Manel sem pestanejar incorporou Bruce Lee, aquele afamado kung fu do filme Operação Dragão e, num só golpe pôs abaixo a porta do quarto de Isabel e parte dos pertences. Lá dentro, como não havia mais ninguém, afinal a descarada da Isabel não pagaria pra ver, o corno transpassado em ódio a tudo destruiu.

Três dias depois, sem notícia qualquer do paradeiro da Isabel, o cozinheiro soube pelos informantes que o detetive estava hospitalizado para alguns reparos psicológicos, físicos e cuidados estéticos pois aquele encontrão lhe provocou sérias avarias.

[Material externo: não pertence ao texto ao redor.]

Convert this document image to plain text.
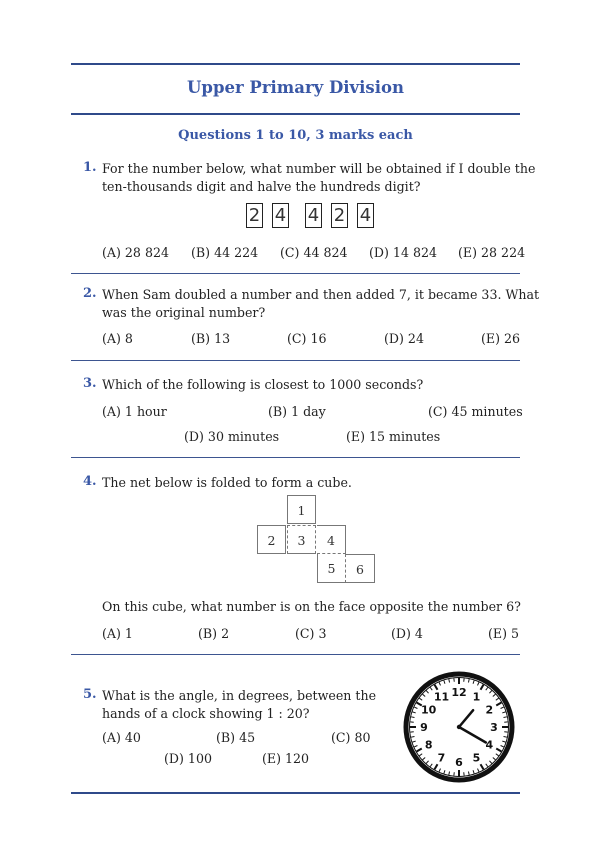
Upper Primary Division
Questions 1 to 10, 3 marks each
1. For the number below, what number will be obtained if I double the
ten-thousands digit and halve the hundreds digit?
2 4 4 2 4
(A) 28 824 (B) 44 224 (C) 44 824 (D) 14 824 (E) 28 224
2. When Sam doubled a number and then added 7, it became 33. What
was the original number?
(A) 8	(B) 13	(C) 16	(D) 24	(E) 26
3. Which of the following is closest to 1000 seconds?
(A) 1 hour	(B) 1 day	(C) 45 minutes
(D) 30 minutes	(E) 15 minutes
4. The net below is folded to form a cube.
1
2	3	4
5	6
On this cube, what number is on the face opposite the number 6?
(A) 1	(B) 2	(C) 3	(D) 4	(E) 5
5. What is the angle, in degrees, between the
hands of a clock showing 1 : 20?
(A) 40	(B) 45	(C) 80
(D) 100	(E) 120
12 1
2
3
4
5
6
7
8
9
10
11
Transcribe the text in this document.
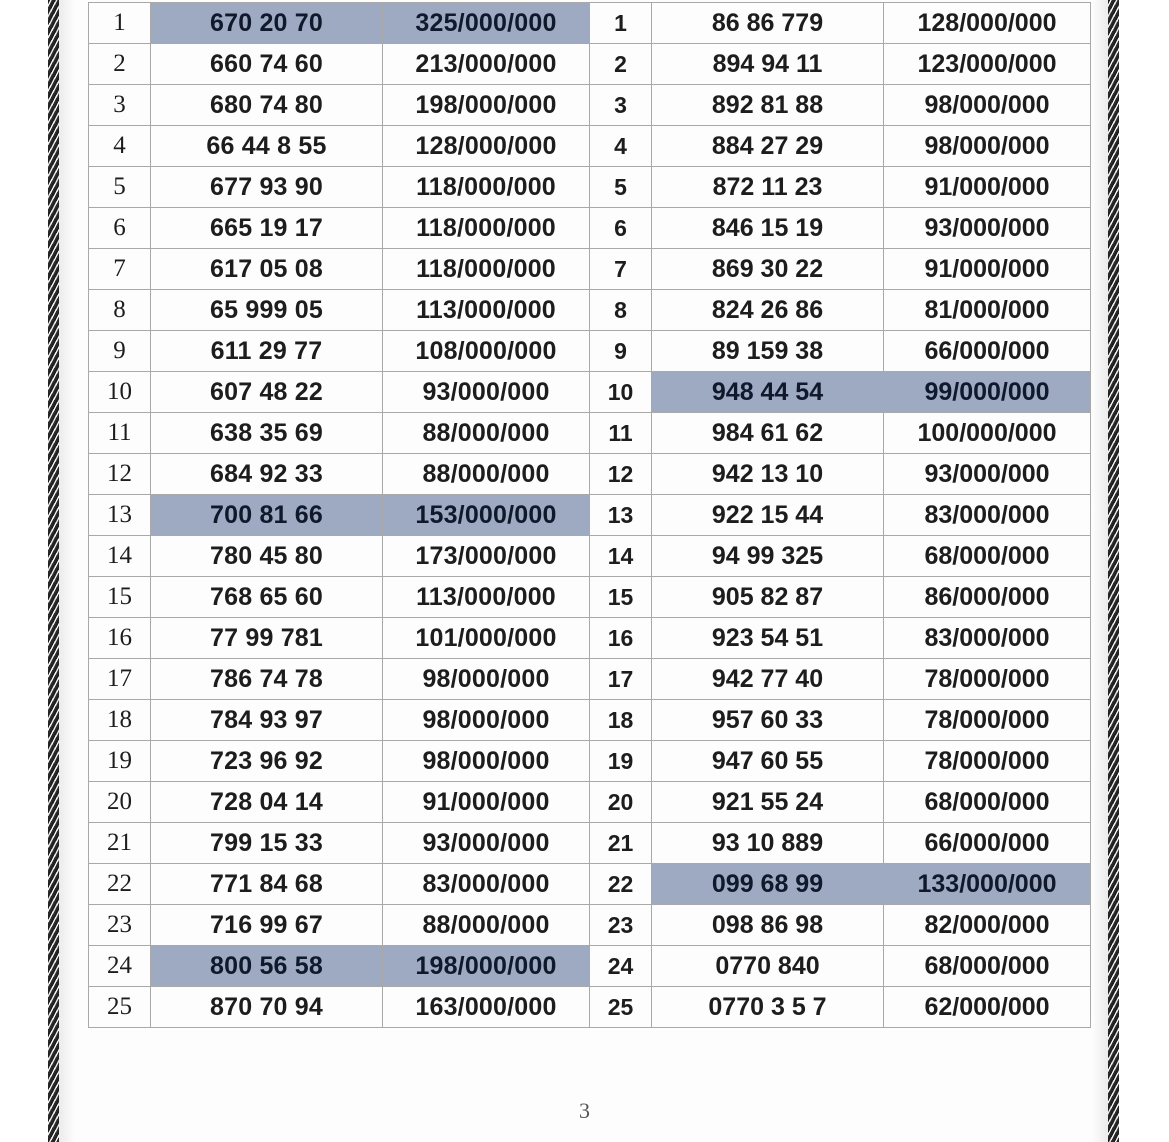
1	670 20 70	325/000/000	1	86 86 779	128/000/000
2	660 74 60	213/000/000	2	894 94 11	123/000/000
3	680 74 80	198/000/000	3	892 81 88	98/000/000
4	66 44 8 55	128/000/000	4	884 27 29	98/000/000
5	677 93 90	118/000/000	5	872 11 23	91/000/000
6	665 19 17	118/000/000	6	846 15 19	93/000/000
7	617 05 08	118/000/000	7	869 30 22	91/000/000
8	65 999 05	113/000/000	8	824 26 86	81/000/000
9	611 29 77	108/000/000	9	89 159 38	66/000/000
10	607 48 22	93/000/000	10	948 44 54	99/000/000
11	638 35 69	88/000/000	11	984 61 62	100/000/000
12	684 92 33	88/000/000	12	942 13 10	93/000/000
13	700 81 66	153/000/000	13	922 15 44	83/000/000
14	780 45 80	173/000/000	14	94 99 325	68/000/000
15	768 65 60	113/000/000	15	905 82 87	86/000/000
16	77 99 781	101/000/000	16	923 54 51	83/000/000
17	786 74 78	98/000/000	17	942 77 40	78/000/000
18	784 93 97	98/000/000	18	957 60 33	78/000/000
19	723 96 92	98/000/000	19	947 60 55	78/000/000
20	728 04 14	91/000/000	20	921 55 24	68/000/000
21	799 15 33	93/000/000	21	93 10 889	66/000/000
22	771 84 68	83/000/000	22	099 68 99	133/000/000
23	716 99 67	88/000/000	23	098 86 98	82/000/000
24	800 56 58	198/000/000	24	0770 840	68/000/000
25	870 70 94	163/000/000	25	0770 3 5 7	62/000/000
3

Numa tarde de chuva fina, Manel Machado armou-se de uma lambedeira com sutis 16 polegadas, caprichosamente amolada e dirigiu-se a nosocômio para uma visita de caridade e, conseqüentemente, um procedimento cirúrgico que, segundo , seu intento, retiraria os fatos do Sardinha e lançaria ao urubus, lá detrás do necrotério.

Na porta do hospital o corno ferido de morte, fora atendido por duas bondosas freiras que relataram naquela manhã o detetive haver feito fuga deixando o seguinte bilhete sem endereçamento: “com medo de morrer vou embora, pra nunca mais voltar nessa terra de corno brabo!”

Manel Machado leu o bilhete, levantou a cabeça e lançou ao nada, um olhar perdido. Antes de sair, puxou a avantajada faca da cinta pôs em cima da mesa e disse para as freiras, é de presente pra vocês! Mais tarde fora visto cheio da cachaça no Bar do Figueiredo.